アルミ合金のチューブを手作りでベンディング加工した、オーダーメードに近いDH バーがトップ選手達に供給されました。
ステムに通してから、肘を乗せる位置には樹脂製のパッドが通されました。
 
短時間のピスト競技の場合は、時速58kmから60kmの世界です。
一旦スピードが巡航速度域に上がったら、団体競技の場合は先頭で空気抵抗を引き受けるライダーは、
基本的に空気抵抗の少ないDHバーポジションで走るのがセオリーになっています。
単独走りの1000mや4000m個人追い抜きの場合は、
加速区間はブルフォーンバーを握ってダンシングの1踏みのトルクの大きいペダリングに対応してスタート、
200mから300mでトップスピードに上げて、DH バーへ持ち替えて巡行速度で走る事になります。
 
ロードレースやとライスロンのTTバイクは、ブルフォーンバーとDHバーとの組み合わせで、
直線とかアールの大きい高速コーナーとか、イージーなコースはDH バーで走り空気抵抗を軽減します。
DHバーの先端を握って、肘をストレート部分のパッドへ乗せ、ステムの高さを調整すると、
DHバーポジションを実現できます。ブルフォーンの部分にはブレーキレバーが通されて、
DHバーの先端は絞り込まれて変速レバーが装着されてDHポジションのまま変速できます。

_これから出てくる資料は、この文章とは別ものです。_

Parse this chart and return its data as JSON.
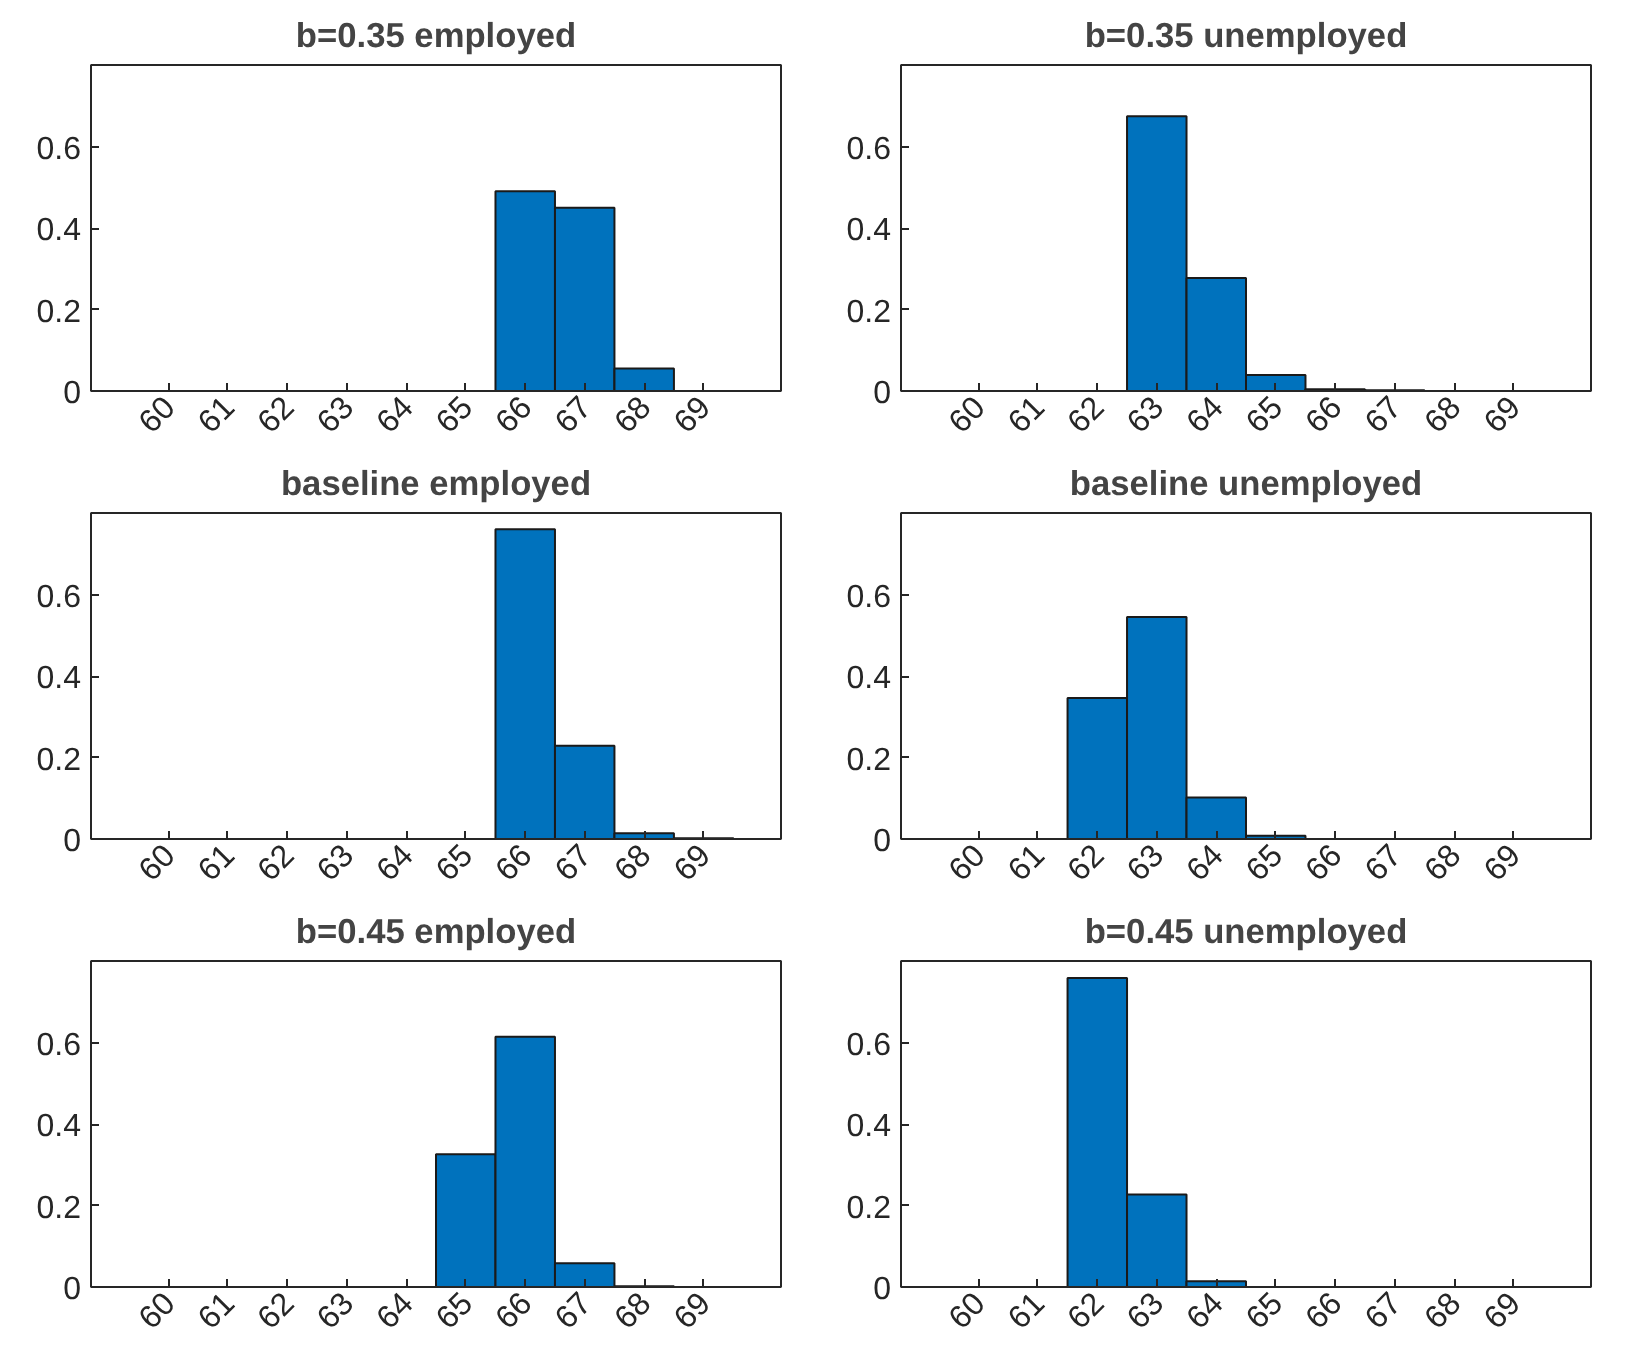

先端のグリップする位置はほぼ平行になっていて、左右のバーを握ります。
 
1本のチューブを曲げてオーダーで製作されていた初期のDHバーは、肘を乗せる位置、
先端の握る位置、ブルフォーン部分のアールや幅などが1本1本違っていました。
ドロップバーやブルフォーンバーにクリップオンタイプのDHバーが発売されて、
バーの左右の幅や突き出しの長さ、パッドの位置や向きが調整できるようになります。
 
最新のモデルではカーボンのブルフォーンバーに、
カーボンのDHバーを組み合わせるシステムハンドルが主流になっています。
DHバーの幅や突き出しの長さ、パッドの位置や向きが微調整できる構造が採用されています。
TTバイクには完成車メーカーが、エアロフレームのデザインにマッチする、
オリジナルで開発したブルフォーンバーとDHバーのシステムハンドルが採用されているモデルも登場しています。
 
プロロードのタイムトライアルが時速55km。
ロングのトライアスロンの180,5kmの世界のトップの男子が時速44km。
日本のロングのトップが時速39kmくらい。
ドラフティング走行の体験では、車間距離1mで、時速30kmでも、
ワット数にして前走者より10%近いパワーセーブできて付いて行ける効果がありますから、
空気抵抗の軽減は効果が大きいのです。
ではDHバーポジションはどれほどの空気抵抗軽減の効果があるのか。
時速55kmから40kmのシミュレーションで、ライダーのシルエットにもよりましたが、
DHバーポジションと、ドロップバーの下をグリップしたフォームと比較すると1%の軽減の効果がありました。
 
ドロップバーで時速55kmで走っていたら、DH バーポジションでは1%の軽減になります。
1%の差で1時間走ると550mの差になります。
時速30kmの1%軽減で1時間走ると300mの差になり、ただし、真っ直ぐなイージーコースを走った場合の想定です。
テクニカルなコースではDH バーポジションで走れる区間が限られてしまうので、
ポジションによる差は少なくなります。ではでは。